Picking Music for High School Choir

For the last three days, I have been back at work. After brief meetings on Monday and Tuesday mornings, I've been pretty free to work in the classroom and prepare for when students return.

Today, I spent several hours working on selecting what music my group will be studying. This is a massive and very individual task, as everyone I've talked to goes about it differently.

My typical process is more or less like this:

  1. Determine what constraints there are on the piece. These might be things like "must be in a foreign language" or "must be three-part harmony"
  2. Consult resources. At my desk, I have on hand three primary resources for pieces: The UIL Prescribed Music List, the library of music my choir program owns, and the textbooks and anthologies we sometimes refer to.
  3. Select a handful of pieces to examine closely.

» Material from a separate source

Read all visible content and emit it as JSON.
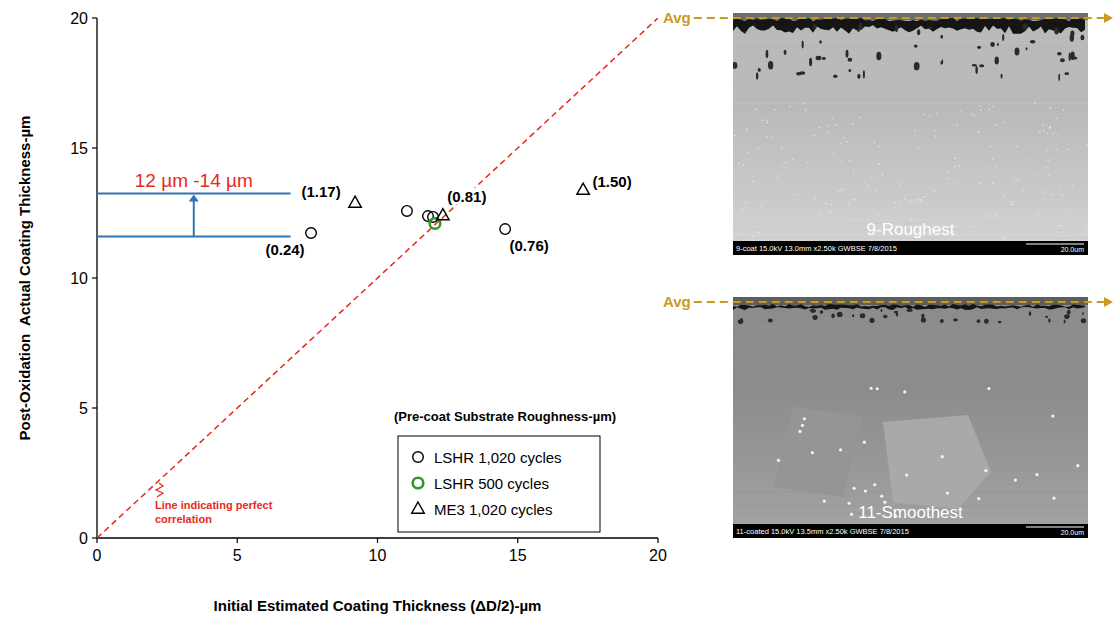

I apply the constraints from step one to the music in step two. I usually end up finding at least 3-4 out of a dozen pieces that seem like possibilities.
  4. Listen to the work. This is one of the steps that is somewhat controversial. Some directors refuse to listen to the work. Others find as many different recordings as possible. My typical tactic is to take it to the piano first, or sometimes to go to YouTube or the JW Pepper music company website for a performance.
  5. Final selection if possible. In recent months, the steps up to this point would result in maybe one piece that fits my needs. In the event that more than one fits, it's a matter of determining which one I'd prefer to work on, or would appeal more to my students.
  6. Repeat as needed. If I don't find any results, I pick a different resource from step 2 and go again. I may have to reach out to other teachers or other trusted musicians for further ideas.

Today, was a lucky day. My constraints were that I wanted pieces that were of moderate difficulty, but no more than three-part harmony. Ideally, the voicing would be TBB (Tenor, Baritone, Bass, meaning the middle voice is written in bass clef) because my guys will be sight-reading in that layout in the spring.

I wanted pieces that sound harder than they are, but that have tricky moments for us to work on. And above all, I want to be able to work particularly on tone. To be successful, we need a mature, masculine sound. And the sooner the better. Last year, we got the sound but it wasn't consistent enough and we lost it in performance.

My group sits in an odd spot in the choral world. Most serious, demanding men's choir music is in four parts (TTBB). My group is too small to do that consistently, so I prefer to keep them in three. But a lot of three-part music is written for junior high men. These tend to be too high for high school guys to be comfortable. They also tend to be cheesy and boyish.

Today, I found three pieces that fit my needs! On top of an arrangement of The Star-Spangled Banner, that will give us almost all of our fall music taken care of. It only leaves me with about 6 pieces left to pick for the rest of the year. Those can wait, though.

When I luck out like that, I get really excited. Quality music that fits my guys is rare. I don't want to spoil the surprise in writing, but feel free to send me a message and ask me what I found and I'm happy to share!

A Quick Note

I don't really have anything new to say today, so this post is here to keep my streak going as much as anything else.

But I've been doing some thinking about what's being posted here, and I have determined that as long as I have this blog posted on a site connected to my professional work, I need to keep the topics relevant to that.

So look for more posts on the subject of shows I'm working on, piano progress, teaching, or organ gigs.

This should be the last meta post for awhile.

The Search for Meaning

I've finally reached the point in the summer where I feel like I've totally unwound from school and my summer plans, so I'm looking ahead to what I want to do going forward.

Among the many things on my mind today is the idea of continuing to learn piano repertoire. As I've been learning solo music for my collegiate auditions, I have also become more interested in the breadth of standard piano repertoire that I never explored.

When I say "standard" I mostly mean the small-to-medium length Romantic works by composers like Chopin, Brahms, and Liszt. When I was in college, I wouldn't give them the time of day, and in fact, until fairly recently I remained uninterested. But since digging into a Chopin nocturne, I have come to understand how he is creating his effects, and I'm more receptive to them as a result.

Today, I have the day mostly off, other than a recital this evening, so I have spent much of today listening and playing through piano repertoire. For example, this morning I listened through about half of the collection "The Library of Modern Piano Music" with mixed results. Most notably: I have no interest in playing anything by Ludovico Einaudi, a rather trendy new-age style composer.

In the afternoon, I listened through a few works by Tobias Picker, and I have been playing through my books of Christmas arrangements. As I go, I make notes on whether I am interested in learning, preparing, or perfecting the piece, or whether it holds no interest at this time.

Now that I have seen how my taste evolves, I'm not writing anything off totally, but I'm trying to find some direction for myself as the fall approaches.

Before I pick up anything new, though, I have a concert tonight! I'm performing with The Woodlands Chamber Music Project, a group I helped found along with my friend John Paddie. I'm playing a piece by Kevin Olson, and a movement from Francis Poulenc's sonata for Flute and Piano. I hope to be able to do more collaborative work in the future.